Dolin et al., Using Automated Classification for Summarizing and Selecting Heterogeneous Information Sources", D-Lib Magazine (January 1998)

Appendix C -- Automatically Classifying the Newsgroups

Once we have constructed the LSI term vector space, we use this data to characterize newsgroups within the LCC. Each newsgroup, which is treated as a separate collection, requires its own profile. A profile is compiled by processing the individual news articles within each newsgroup. We first pre-process each article, mainly to strip its headers (and remove punctuation). The only header information we keep is the content of the subject line, which in principle the author wrote intentionally to describe the message's content.[*]
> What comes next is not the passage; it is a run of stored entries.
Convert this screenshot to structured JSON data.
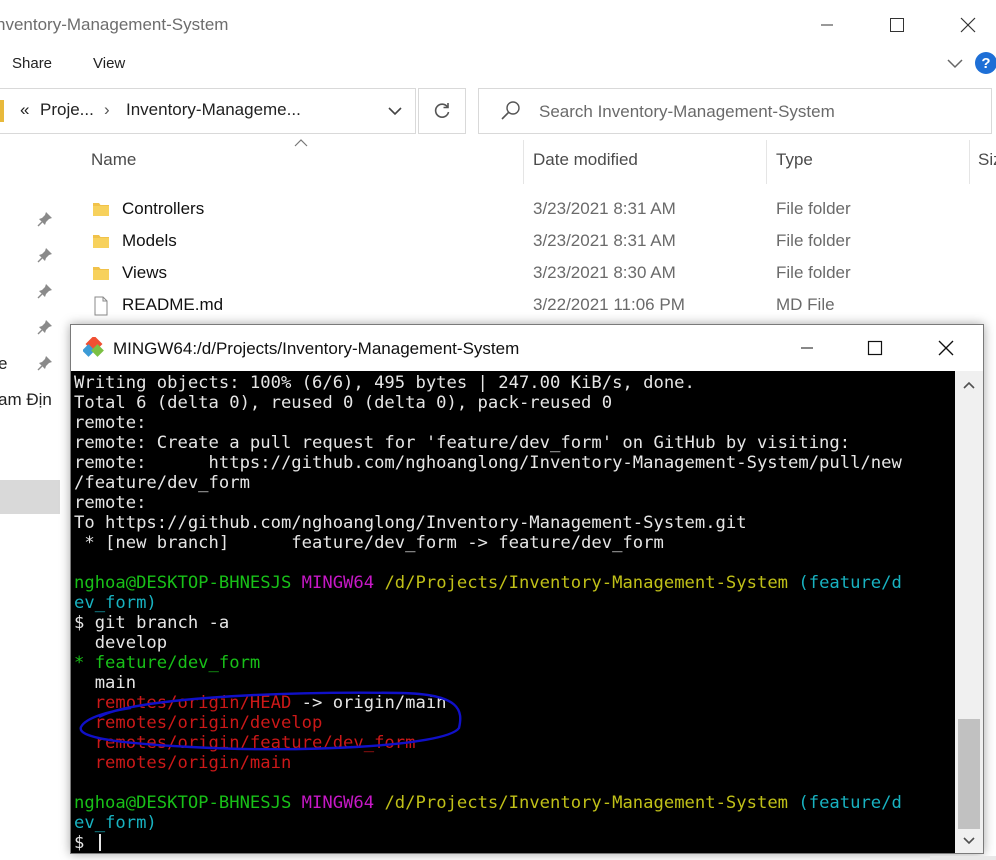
{
  "explorer": {
    "title": "nventory-Management-System",
    "ribbon_tabs": [
      "Share",
      "View"
    ],
    "help_label": "?",
    "address": {
      "overflow": "«",
      "crumb1": "Proje...",
      "separator": "›",
      "crumb2": "Inventory-Manageme..."
    },
    "search": {
      "placeholder": "Search Inventory-Management-System"
    },
    "columns": {
      "name": "Name",
      "date": "Date modified",
      "type": "Type",
      "size": "Siz"
    },
    "nav_labels": {
      "item_e": "e",
      "item_am": "am Địn"
    },
    "files": [
      {
        "name": "Controllers",
        "date": "3/23/2021 8:31 AM",
        "type": "File folder",
        "kind": "folder"
      },
      {
        "name": "Models",
        "date": "3/23/2021 8:31 AM",
        "type": "File folder",
        "kind": "folder"
      },
      {
        "name": "Views",
        "date": "3/23/2021 8:30 AM",
        "type": "File folder",
        "kind": "folder"
      },
      {
        "name": "README.md",
        "date": "3/22/2021 11:06 PM",
        "type": "MD File",
        "kind": "file"
      }
    ]
  },
  "terminal": {
    "title": "MINGW64:/d/Projects/Inventory-Management-System",
    "lines": [
      [
        {
          "t": "Writing objects: 100% (6/6), 495 bytes | 247.00 KiB/s, done.",
          "c": "white"
        }
      ],
      [
        {
          "t": "Total 6 (delta 0), reused 0 (delta 0), pack-reused 0",
          "c": "white"
        }
      ],
      [
        {
          "t": "remote:",
          "c": "white"
        }
      ],
      [
        {
          "t": "remote: Create a pull request for 'feature/dev_form' on GitHub by visiting:",
          "c": "white"
        }
      ],
      [
        {
          "t": "remote:      https://github.com/nghoanglong/Inventory-Management-System/pull/new",
          "c": "white"
        }
      ],
      [
        {
          "t": "/feature/dev_form",
          "c": "white"
        }
      ],
      [
        {
          "t": "remote:",
          "c": "white"
        }
      ],
      [
        {
          "t": "To https://github.com/nghoanglong/Inventory-Management-System.git",
          "c": "white"
        }
      ],
      [
        {
          "t": " * [new branch]      feature/dev_form -> feature/dev_form",
          "c": "white"
        }
      ],
      [
        {
          "t": "",
          "c": "white"
        }
      ],
      [
        {
          "t": "nghoa@DESKTOP-BHNESJS ",
          "c": "green"
        },
        {
          "t": "MINGW64 ",
          "c": "magenta"
        },
        {
          "t": "/d/Projects/Inventory-Management-System ",
          "c": "yellow"
        },
        {
          "t": "(feature/d",
          "c": "cyan"
        }
      ],
      [
        {
          "t": "ev_form)",
          "c": "cyan"
        }
      ],
      [
        {
          "t": "$ git branch -a",
          "c": "white"
        }
      ],
      [
        {
          "t": "  develop",
          "c": "white"
        }
      ],
      [
        {
          "t": "* ",
          "c": "green"
        },
        {
          "t": "feature/dev_form",
          "c": "green"
        }
      ],
      [
        {
          "t": "  main",
          "c": "white"
        }
      ],
      [
        {
          "t": "  remotes/origin/HEAD",
          "c": "red"
        },
        {
          "t": " -> origin/main",
          "c": "white"
        }
      ],
      [
        {
          "t": "  remotes/origin/develop",
          "c": "red"
        }
      ],
      [
        {
          "t": "  remotes/origin/feature/dev_form",
          "c": "red"
        }
      ],
      [
        {
          "t": "  remotes/origin/main",
          "c": "red"
        }
      ],
      [
        {
          "t": "",
          "c": "white"
        }
      ],
      [
        {
          "t": "nghoa@DESKTOP-BHNESJS ",
          "c": "green"
        },
        {
          "t": "MINGW64 ",
          "c": "magenta"
        },
        {
          "t": "/d/Projects/Inventory-Management-System ",
          "c": "yellow"
        },
        {
          "t": "(feature/d",
          "c": "cyan"
        }
      ],
      [
        {
          "t": "ev_form)",
          "c": "cyan"
        }
      ],
      [
        {
          "t": "$ ",
          "c": "white"
        }
      ]
    ]
  },
  "colors": {
    "annotation": "#1010c8",
    "prompt_user": "#18c018",
    "prompt_host": "#c518c5",
    "prompt_path": "#c0c018",
    "prompt_branch": "#18b2c0",
    "remote_branch": "#cc1818"
  },
  "icons": [
    "folder-icon",
    "file-icon",
    "pin-icon",
    "search-icon",
    "refresh-icon",
    "chevron-down-icon",
    "help-icon",
    "minimize-icon",
    "maximize-icon",
    "close-icon",
    "mingw-icon",
    "scroll-up-icon",
    "scroll-down-icon"
  ]
}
LSI queries take the form of new documents or free text. The terms of the query define a new vector in the LCC vector space in the same manner as the original documents. LSI then returns a weighted list of similar documents. In our case, this list is a set of LCC categories whose weights indicate some measure of relevance between the query terms and the categories. In effect, this procedure automatically classifies the query into the LCC. As shown in Figure 3, each news article is given as a query to LSI, which returns the weighted list of LCC nodes.[*] We then keep all nodes which have a weight above a threshold value (currently 0.25). Suppose we are returned four nodes with the following weights: Node A: 0.8; Node B: 0.8; Node C: 0.4; and Node D: 0.1. We first drop Node D, since its weight is below our threshold value. We then normalize the remaining weights so that exactly 100% of the article is divided between the remaining nodes; thus the article is assigned 40% to Node A, 40% to Node B, and 20% to Node C.

Figure 3: Automatically Classifying the Newsgroups
Automatically Classifying the Newsgroups

For each newsgroup, we construct the classification-based collection profile required by Pharos. In this case, this profile takes the form of an LCC tree where each node contains the percentage of articles in that newsgroup associated with that node in the tree. As an example, Figure 4 shows a collection profile where 19% of the collection falls under the Physics node or its children in the classification, 6% falls under Mechanics, etc. The values in parentheses denote articles which fall under a particular node but not under any of that node's children.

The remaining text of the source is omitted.